Ancak İbnü't-Tin'in: "Belki de o ordusuyla hazır bulunmamıştır" şeklindeki görüşü kabul edilemez. Çünkü onun ordunun komutanı olduğunda görüş birliği bulunmaktadır. Ancak bu ifadeyi "Belki de o savaşa doğrudan katılmamıştır" diye yorumlamak mümkündür.

Bazı bilginler Kayser'in şehrinden maksadın Hıms olduğunu söylemiştir.

 

Onlara göre kastedilen, Resul-i Ekrem (s.a.v.) bu sözü söylediğinde Kayser'in yaşamakta olduğu şehirdir.
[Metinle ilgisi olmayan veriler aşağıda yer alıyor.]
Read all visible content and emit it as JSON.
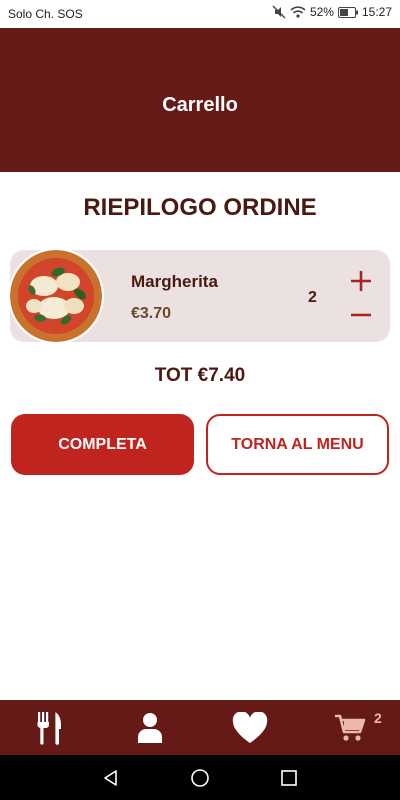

Bu şehir ise o zaman Hıms'tır. Fakat bu görüşün doğru olmadığı kanaatindeyiz. Çünkü bu hadiste deniz savaşının Kayser'in şehrine düzenlenen seferden önce olacağı ve Ümmü Haram'ın da bu deniz savaşına katılacağı anlatılmaktadır. Halbuki Hıms, Ümmü Haram'ın da katılmış olduğu deniz savaşından önce zaten fethedilmişti. Her şeyin en doğrusunu sadece Allah bilir.

 

Yezid'in düzenlemiş olduğu sefer hicretin 52. yılında gerçekleşmişti. Ebu Eyyub el-Ensari de bu savaş sırasında şehit olmuştur. O şehit düşmeden önce İstanbul'un giriş kapısına defnedilmeyi ve kabrinin belli olmayacak şekilde düzeltilmesini vasiyet etmiştir. Denir ki Bizanslılar kıtlık zamanlarında onun hürmetine yağmur isterlermiş. Hadiste yer alan diğer bir husus da Şam ve çevresinde ikamet etmenin fazileti ile ilgili teşviktir. Hz. Nebi'in Sallallahu Aleyhi ve Sellem gerçekten hak ettiler demesi şu anlama gelir: "Onlar öyle bir iş yaptılar ki, bu işleri sayesinde cenneti hak ettiler!"